On choisit le page style courant avec la déclaration \pagestyle{nom_du_style}. Le contenu de l'en-tête et du pied de page d'une page donnée est déterminé par le page style actif à la fin de cette page.
Le page style empty est utile pour les pages de garde et leur verso. Pour pouvoir vraiment choisir le contenu des en-têtes et pieds de pages, on utilisera le package fancyhdr (autrefois appelé fancyheadings, nom qui a posé quelques problèmes à des systèmes d'exploitations lamentables comme MS-DOS, d'où le nouveau nom de 8 lettres).
La commande \thispagestyle, très utile, est identique à \pagestyle à ceci près qu'elle n'affecte que la page courante.
On peut affecter la numérotation des pages dans les page styles de base de LaTeX (par opposition à ceux que l'on crée quand on utilise le package fancyhdr) avec les commandes \pagenumering{arabic} et \pagenumbering{roman} (numérotation en chiffres arabes romains).
On peut passer du format « une colonne » au format « deux colonnes » et inversement avec les déclarations \onecolumn et \twocolumn. Voir aussi le package muticol.
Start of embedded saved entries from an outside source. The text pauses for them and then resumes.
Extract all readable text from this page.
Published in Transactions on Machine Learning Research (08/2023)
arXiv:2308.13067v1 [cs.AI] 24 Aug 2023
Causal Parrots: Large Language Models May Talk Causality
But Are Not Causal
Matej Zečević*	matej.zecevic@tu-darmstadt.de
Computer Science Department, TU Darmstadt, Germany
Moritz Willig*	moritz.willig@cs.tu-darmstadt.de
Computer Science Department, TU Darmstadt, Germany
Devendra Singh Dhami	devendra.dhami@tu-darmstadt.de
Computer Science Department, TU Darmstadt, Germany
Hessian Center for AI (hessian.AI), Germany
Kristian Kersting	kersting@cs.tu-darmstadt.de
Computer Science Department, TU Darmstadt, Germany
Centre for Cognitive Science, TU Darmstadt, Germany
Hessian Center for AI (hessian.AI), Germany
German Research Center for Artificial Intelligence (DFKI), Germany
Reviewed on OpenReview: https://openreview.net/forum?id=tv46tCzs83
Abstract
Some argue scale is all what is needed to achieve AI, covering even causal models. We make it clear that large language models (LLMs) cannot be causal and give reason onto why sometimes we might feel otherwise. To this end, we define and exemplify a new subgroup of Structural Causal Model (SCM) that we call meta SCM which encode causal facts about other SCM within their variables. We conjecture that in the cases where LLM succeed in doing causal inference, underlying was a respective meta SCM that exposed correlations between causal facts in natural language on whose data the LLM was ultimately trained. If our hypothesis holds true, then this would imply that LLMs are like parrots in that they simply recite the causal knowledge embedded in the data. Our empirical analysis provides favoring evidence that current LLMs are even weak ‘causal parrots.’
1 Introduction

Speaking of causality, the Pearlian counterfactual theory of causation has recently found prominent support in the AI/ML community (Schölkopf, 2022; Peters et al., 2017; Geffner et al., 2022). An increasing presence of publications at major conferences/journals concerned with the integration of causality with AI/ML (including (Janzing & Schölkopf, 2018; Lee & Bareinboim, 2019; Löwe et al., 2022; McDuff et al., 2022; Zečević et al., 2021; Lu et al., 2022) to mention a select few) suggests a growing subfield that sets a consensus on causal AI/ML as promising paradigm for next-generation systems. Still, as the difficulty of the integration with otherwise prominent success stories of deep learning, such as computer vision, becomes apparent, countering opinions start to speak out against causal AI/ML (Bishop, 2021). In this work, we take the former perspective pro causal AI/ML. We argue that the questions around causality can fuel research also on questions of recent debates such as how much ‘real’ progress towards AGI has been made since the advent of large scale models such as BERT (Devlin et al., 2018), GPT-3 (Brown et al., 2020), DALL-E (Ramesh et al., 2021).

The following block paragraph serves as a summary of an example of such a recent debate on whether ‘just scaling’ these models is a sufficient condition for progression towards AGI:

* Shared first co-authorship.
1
Les déclarations \flushbottom et \raggedbottom permettent respectivement d'avoir des pages justifiées verticalement (donc toutes de la même hauteur, ceci concernant le corps de texte — les en-têtes et pieds de pages n'en font pas partie) ou simplement alignées en haut.
On termine une ligne sans la justifier avec \\ (ou sa variante étoilée — cf. Forcer des sauts de lignes, Section 6.5) ou \newline. Si l'on utilise \linebreak, le résultat est complètement différent dans un paragraphe justifié car on dit simplement à TeX de couper la ligne à l'endroit où apparaît la commande, donc celle-ci est justifiée !
Il y a le même type de commande au niveau des pages avec \newpage, \clearpage et \cleardoublepage qui terminent une page normalement, donc sans la justifier, et \pagebreak qui indique à TeX de couper la page à l'endroit où apparaît la commande, donc qui résulte en une page justifiée (sauf si l'on utilise \raggedbottom).
Les commandes \clearpage et \cleardoublepage sont identiques à \newpage à ceci près qu'elles autorisent LaTeX à placer sur une ou plusieurs pages sans texte tous les flottants (environnements figure ou table par exemple) qui n'ont pas pu être placés sur les pages précédentes. La commande \cleardoublepage, à la différence de \clearpage, assure que la page commencée après son occurrence sera une page de droite (numéro impair en principe) — elle crée une page vide au besoin.
Plusieurs commandes du type \newpage les unes à la suite des autres ne produisent pas plusieurs pages vierges. Pour cela, il faut mettre quelque chose sur chaque page, comme par exemple une boîte vide (\mbox{}) donc invisible.
\linebreak et \pagebreak permettent donc de forcer une coupure de ligne ou de page. Symétriquement, \nolinebreak et \nopagebreak servent à dire à TeX qu'on ne veut pas de coupure à l'endroit où apparaissent ces commandes. On peut nuancer tout ceci en dissuadant TeX avec plus ou moins d'insistance de faire ces coupures, plutôt qu'en le lui interdisant, avec \nolinebreak[0] à \nolinebreak[4] (équivalent à \nolinebreak) et \nopagebreak[0] à \nopagebreak[3].